Generally speaking, the pitch count isn’t nearly as important, as they think a big league pitcher averages out to a 15-20 pitch inning over the course of a season — you have your quick ones and your long ones.
Girardi said that 180 is a “danger” zone, which is more than they’ve revealed about their thinking all year. Look, the Yankees don’t want Chamberlain to be their blown-out version of Bill Pulsipher, Jason Isringhausen and Paul Wilson rolled into one. I can’t blame them for being overly cautious. He’s not disposable goods.
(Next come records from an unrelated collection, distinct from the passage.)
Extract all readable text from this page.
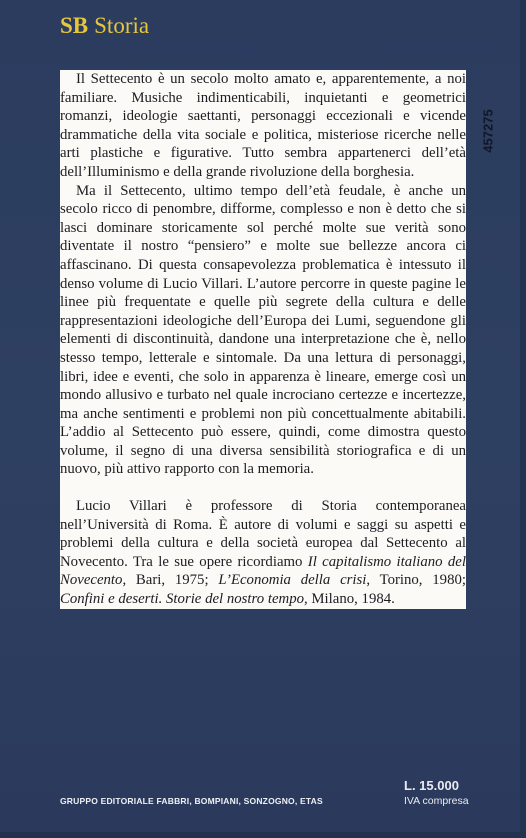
SB Storia

Il Settecento è un secolo molto amato e, apparentemente, a noi familiare. Musiche indimenticabili, inquietanti e geometrici romanzi, ideologie saettanti, personaggi eccezionali e vicende drammatiche della vita sociale e politica, misteriose ricerche nelle arti plastiche e figurative. Tutto sembra appartenerci dell’età dell’Illuminismo e della grande rivoluzione della borghesia.

Ma il Settecento, ultimo tempo dell’età feudale, è anche un secolo ricco di penombre, difforme, complesso e non è detto che si lasci dominare storicamente sol perché molte sue verità sono diventate il nostro “pensiero” e molte sue bellezze ancora ci affascinano. Di questa consapevolezza problematica è intessuto il denso volume di Lucio Villari. L’autore percorre in queste pagine le linee più frequentate e quelle più segrete della cultura e delle rappresentazioni ideologiche dell’Europa dei Lumi, seguendone gli elementi di discontinuità, dandone una interpretazione che è, nello stesso tempo, letterale e sintomale. Da una lettura di personaggi, libri, idee e eventi, che solo in apparenza è lineare, emerge così un mondo allusivo e turbato nel quale incrociano certezze e incertezze, ma anche sentimenti e problemi non più concettualmente abitabili. L’addio al Settecento può essere, quindi, come dimostra questo volume, il segno di una diversa sensibilità storiografica e di un nuovo, più attivo rapporto con la memoria.

Lucio Villari è professore di Storia contemporanea nell’Università di Roma. È autore di volumi e saggi su aspetti e problemi della cultura e della società europea dal Settecento al Novecento. Tra le sue opere ricordiamo Il capitalismo italiano del Novecento, Bari, 1975; L’Economia della crisi, Torino, 1980; Confini e deserti. Storie del nostro tempo, Milano, 1984.

457275
GRUPPO EDITORIALE FABBRI, BOMPIANI, SONZOGNO, ETAS
L. 15.000
IVA compresa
So while the Yankees knew they couldn’t do anything with that innings limit, the way they were going to reach it is adjustable. Instead of giving him extra days, Joba will just have shorter starts for a little bit but start every fifth game.
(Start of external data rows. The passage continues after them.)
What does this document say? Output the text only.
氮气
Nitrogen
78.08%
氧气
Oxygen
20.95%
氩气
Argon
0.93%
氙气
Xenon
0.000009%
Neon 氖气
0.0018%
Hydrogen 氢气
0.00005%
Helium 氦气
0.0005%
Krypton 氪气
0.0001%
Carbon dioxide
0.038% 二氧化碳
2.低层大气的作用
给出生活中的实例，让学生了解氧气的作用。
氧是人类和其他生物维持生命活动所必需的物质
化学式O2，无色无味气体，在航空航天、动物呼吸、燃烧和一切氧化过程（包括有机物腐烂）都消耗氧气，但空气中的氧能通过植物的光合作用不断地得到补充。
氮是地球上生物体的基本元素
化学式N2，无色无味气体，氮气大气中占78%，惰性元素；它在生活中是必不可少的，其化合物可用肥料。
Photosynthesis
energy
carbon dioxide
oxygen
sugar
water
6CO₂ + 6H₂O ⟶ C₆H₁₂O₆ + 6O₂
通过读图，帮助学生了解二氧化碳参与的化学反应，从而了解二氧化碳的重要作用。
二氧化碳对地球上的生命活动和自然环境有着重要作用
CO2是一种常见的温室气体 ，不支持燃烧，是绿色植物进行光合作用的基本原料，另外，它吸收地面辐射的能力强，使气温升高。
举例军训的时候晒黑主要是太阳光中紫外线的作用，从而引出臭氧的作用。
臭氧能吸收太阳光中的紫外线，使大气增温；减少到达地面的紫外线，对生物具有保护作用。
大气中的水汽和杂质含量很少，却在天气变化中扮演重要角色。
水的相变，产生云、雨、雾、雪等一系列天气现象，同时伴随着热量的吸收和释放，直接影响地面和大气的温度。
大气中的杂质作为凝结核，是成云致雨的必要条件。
— What about the bullpen? Is it good to use Alfredo Aceves for three innings and 32 pitches? Well, in the short term, it’s not great. But the Yankees have reinforcements coming on Tuesday as rosters expand to 40 players, and they’ll be getting bullpen help.
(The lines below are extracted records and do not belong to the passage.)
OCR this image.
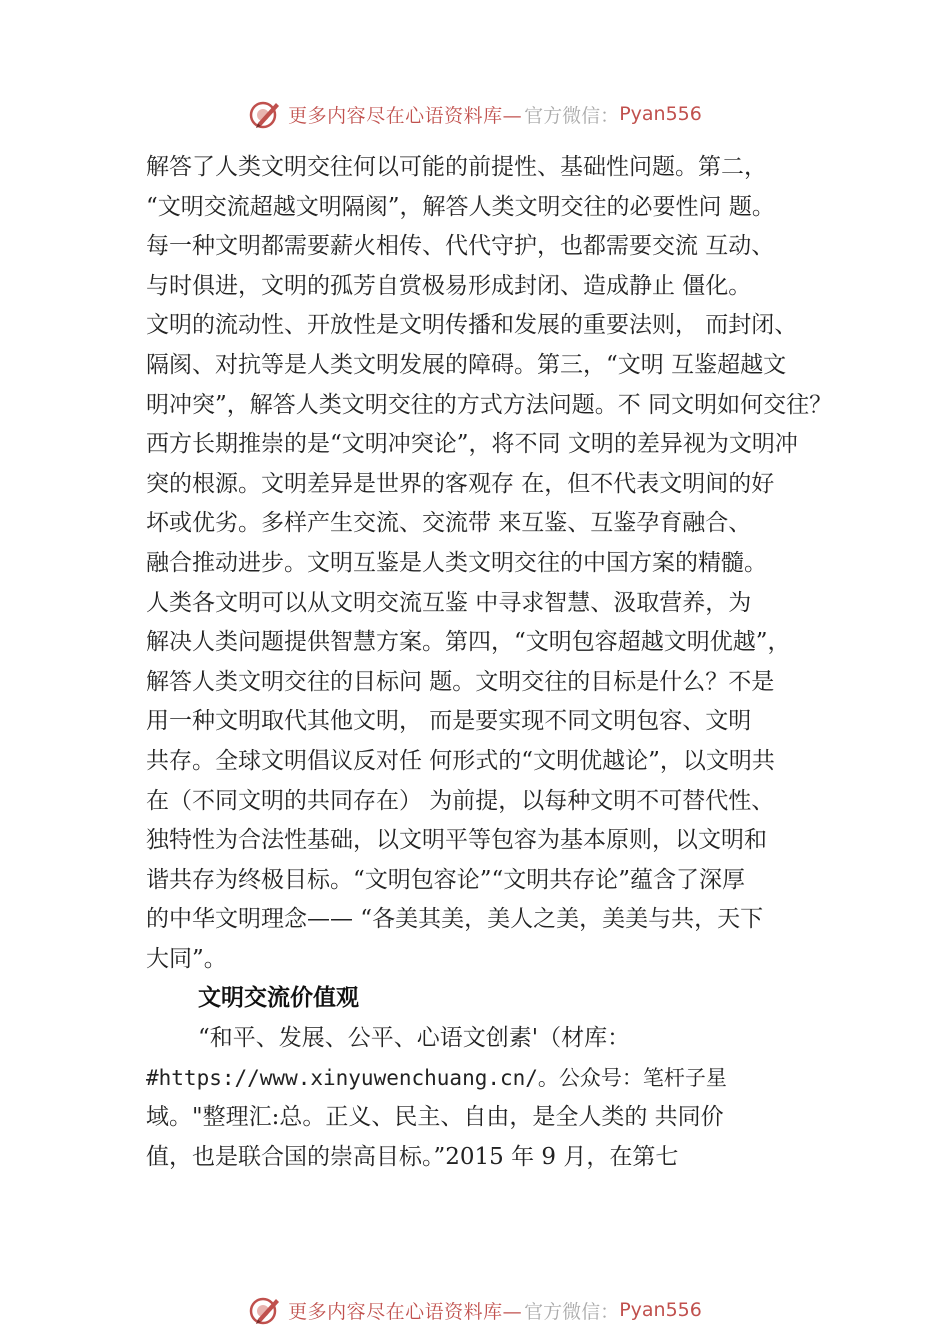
更多内容尽在心语资料库— 官方微信： Pyan556
解答了人类文明交往何以可能的前提性、基础性问题。第二，
“文明交流超越文明隔阂”，解答人类文明交往的必要性问 题。
每一种文明都需要薪火相传、代代守护，也都需要交流 互动、
与时俱进，文明的孤芳自赏极易形成封闭、造成静止 僵化。
文明的流动性、开放性是文明传播和发展的重要法则， 而封闭、
隔阂、对抗等是人类文明发展的障碍。第三，“文明 互鉴超越文
明冲突”，解答人类文明交往的方式方法问题。不 同文明如何交往？
西方长期推崇的是“文明冲突论”，将不同 文明的差异视为文明冲
突的根源。文明差异是世界的客观存 在，但不代表文明间的好
坏或优劣。多样产生交流、交流带 来互鉴、互鉴孕育融合、
融合推动进步。文明互鉴是人类文明交往的中国方案的精髓。
人类各文明可以从文明交流互鉴 中寻求智慧、汲取营养，为
解决人类问题提供智慧方案。第四，“文明包容超越文明优越”，
解答人类文明交往的目标问 题。文明交往的目标是什么？不是
用一种文明取代其他文明， 而是要实现不同文明包容、文明
共存。全球文明倡议反对任 何形式的“文明优越论”，以文明共
在（不同文明的共同存在） 为前提，以每种文明不可替代性、
独特性为合法性基础，以文明平等包容为基本原则，以文明和
谐共存为终极目标。“文明包容论”“文明共存论”蕴含了深厚
的中华文明理念—— “各美其美，美人之美，美美与共，天下
大同”。
文明交流价值观
“和平、发展、公平、心语文创素'（材库：
#https://www.xinyuwenchuang.cn/。公众号：笔杆子星
域。"整理汇:总。正义、民主、自由，是全人类的 共同价
值，也是联合国的崇高目标。”2015 年 9 月，在第七
更多内容尽在心语资料库— 官方微信： Pyan556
Sergio Mitre’s status throws a wrinkle into this that we hadn’t seen before – otherwise, you could also lean on Chad Gaudin for the backup.
If the Yankees were up by 1 1/2 games in the American League East, by the way, they wouldn’t be fooling around with this. That’s one other important point. They have a little luxury here.
– Building back up for October. One of the keys Girardi talked about was that Chamberlain must be built back up to throw 100 to 110 pitches by the end of September, so he can start in the playoffs. That tells you he won’t be turning in these three inning starts for long — not if the Yankees are expecting he’ll be ready to go seven strong innings in the postseason.
It’s a silly exercise to map out starts a month in advance, because the rotation can change, there can be rainouts, injuries, etc. Even though the Yankees didn’t pull Chamberlain because of his 35 pitches today, let’s roughly plot out that you can safely boost a pitcher by 15 or so pitches per start, Spring Training style.
Whatever the case, Sept. 4 at Toronto should give him 50 pitches to play with. If my math is right, four turns through the rotation (65, 80, 95) and Chamberlain can already be up to 110 if needed, which would fall right about the time of the last homestand of the season.
It’s frustrating to Joba; he wants to pitch and be let loose. But he understands and seems to be on board. It might work better than having him pitch on eight days rest.
“I’ve learned to be very patient over the three years that I’ve been
here,” Chamberlain said. “The Joba Rules are still going strong. I
still see the T-shirts every once in a while. But it’s better. It’s
going to make everything better in the long run.”